Parfois un artiste tente un virage à 90°. Parfois même, ça peut très bien marcher. On perd quelques fans de la première heure mais on se réinvente pour dix ans. Radiohead l’a fait avec succès. Scott Walker aussi, même si dans son cas, le succès fut plus d’estime que commercial. En quelque sorte, Neil Hannon, tête pensante de The Divine Comedy, a tenté de concilier les deux en 2001 avec la sortie de Regeneration, un disque où l’irlandais quittait ses habits de digne héritier du grand Scott pour des sonorités plus modernes, avec l’aide du producteur Nigel Godrich. Le résultat fut bâtard, un disque beaucoup plus rock, où le songwriter présentait certaines de ses plus belles compositions mais noyées dans un ensemble impersonnel. Se réinventant comme le leader d’un groupe et plus comme le groupe a lui tout seul, son ego prit un congé bien mérité mais ne tarda pas à vouloir revenir au devant de la scène. D’ailleurs, dès la fin de la tournée qui suivit la sortie de Regeneration, Neil Hannon se sépara de ses musiciens.

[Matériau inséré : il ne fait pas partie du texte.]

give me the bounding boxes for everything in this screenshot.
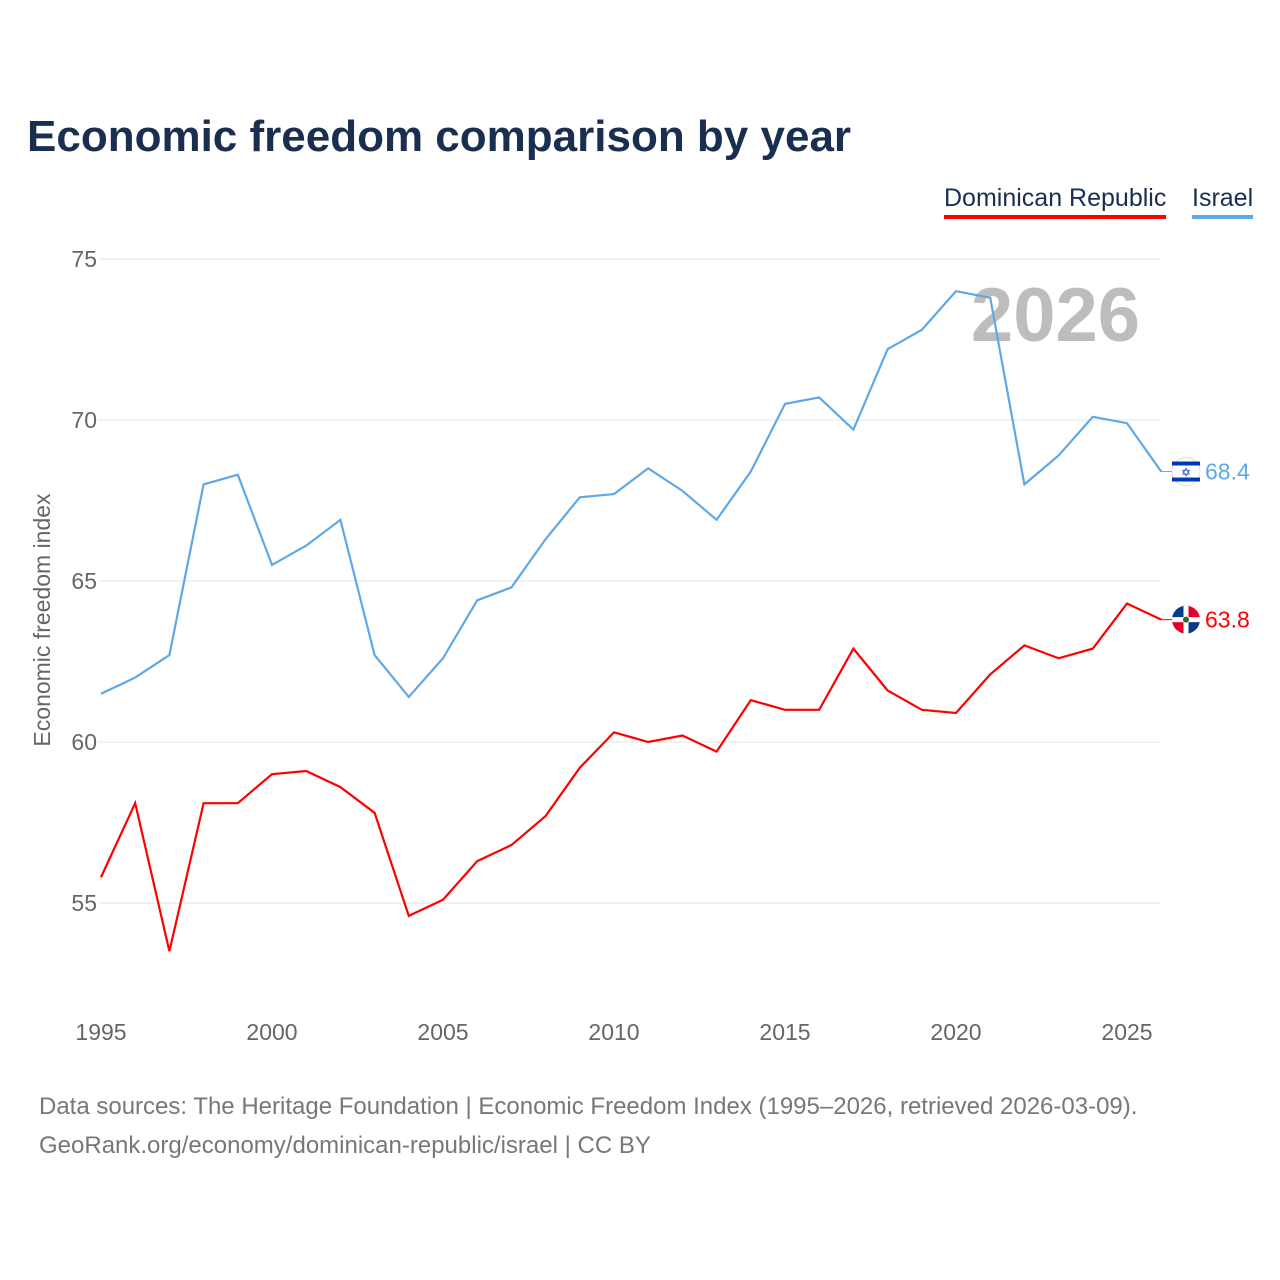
end-value-label: 63.8 [1205, 607, 1250, 633]
series-line-dominican-republic [100, 602, 1162, 952]
legend-israel[interactable]: Israel [1192, 184, 1254, 219]
y-tick-label: 55 [71, 890, 97, 916]
y-tick-label: 60 [71, 729, 97, 755]
y-tick-label: 65 [71, 568, 97, 594]
y-tick-label: 75 [71, 246, 97, 272]
source-text: Data sources: The Heritage Foundation | … [39, 1093, 1138, 1120]
x-tick-label: 2015 [759, 1019, 810, 1045]
flag-stripe [1172, 477, 1200, 482]
star-of-david-icon: ✡ [1181, 466, 1191, 480]
year-watermark: 2026 [971, 273, 1140, 358]
end-value-label: 68.4 [1205, 459, 1250, 485]
flag-stripe [1172, 461, 1200, 466]
x-tick-label: 2025 [1101, 1019, 1152, 1045]
source-link[interactable]: GeoRank.org/economy/dominican-republic/i… [39, 1132, 651, 1159]
x-tick-label: 2000 [246, 1019, 297, 1045]
x-tick-label: 1995 [75, 1019, 126, 1045]
legend-dominican-republic[interactable]: Dominican Republic [944, 184, 1167, 219]
series-line-israel [100, 290, 1163, 699]
y-axis-label: Economic freedom index [29, 493, 55, 747]
chart-title: Economic freedom comparison by year [27, 112, 852, 161]
y-tick-label: 70 [71, 407, 97, 433]
footer: Data sources: The Heritage Foundation | … [39, 1087, 1137, 1165]
x-tick-label: 2020 [930, 1019, 981, 1045]
flag-emblem [1183, 616, 1189, 623]
x-tick-label: 2005 [417, 1019, 468, 1045]
x-tick-label: 2010 [588, 1019, 639, 1045]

Après quelques escapades scéniques en compagnie du génial Ben Folds, le petit prodige de la pop disparut de la circulation. Pour revenir discrètement en ce printemps avec un nouvel album, Absent Friends, au titre cruel et expiateur. Car Neil Hannon a décidé de ne plus taire ses aspirations symphoniques et son désir de rendre hommage à son idole de toujours ; Scott Walker. En fermant les yeux, l’ex-Walker Brother pourrait presque être entendu sur "Leaving Today" ou "Sticks And Stones", morceau lancinant magnifié par les arrangements de Yann Tiersen, ami de longue date de l’irlandais.

Mais il serait réducteur de ne voir en The Divine Comedy qu’une réactualisation cheap et moderne de la pop de la fin des années 60. "Come Home Billy Bird", premier single extrait du disque, convie la voix fluette de Lauren Laverne (ex-Kenickie) pour une cavalcade pop intemporelle, tandis que "Charmed Life", qui clôt l’album, tient autant de la valse que de l’œuvre de Kurt Weill. Quand à l’orchestre symphonique, qui fait ici son grand retour, il est mieux utilisé que par le passé. Si Fin de Siècle flirtait plus que de raison avec le kitsch et le pompeux, Absent Friends se veut lyrique mais jamais outrancier. Même "Our Mutual Friend", exercice de style périlleux où seuls cuivres et cordes habillent la voix de Neil Hannon, évite l’écueil du tape-à-l’œil - la production de Nigel Godrich n'étant sans doute pas étrangère à ce petit miracle.

Les amis absents, donc. Ou l’œuvre d’un jeune père de famille finalement apaisé dans sa quête de la perfection et prêt à admettre que sa préciosité est peut-être l’une de ses plus grandes qualités. Sur disque, il est en tout cas flagrant que jamais, depuis Casanova, la pop de Neil Hannon n’a semblé aussi élégante et chaleureuse.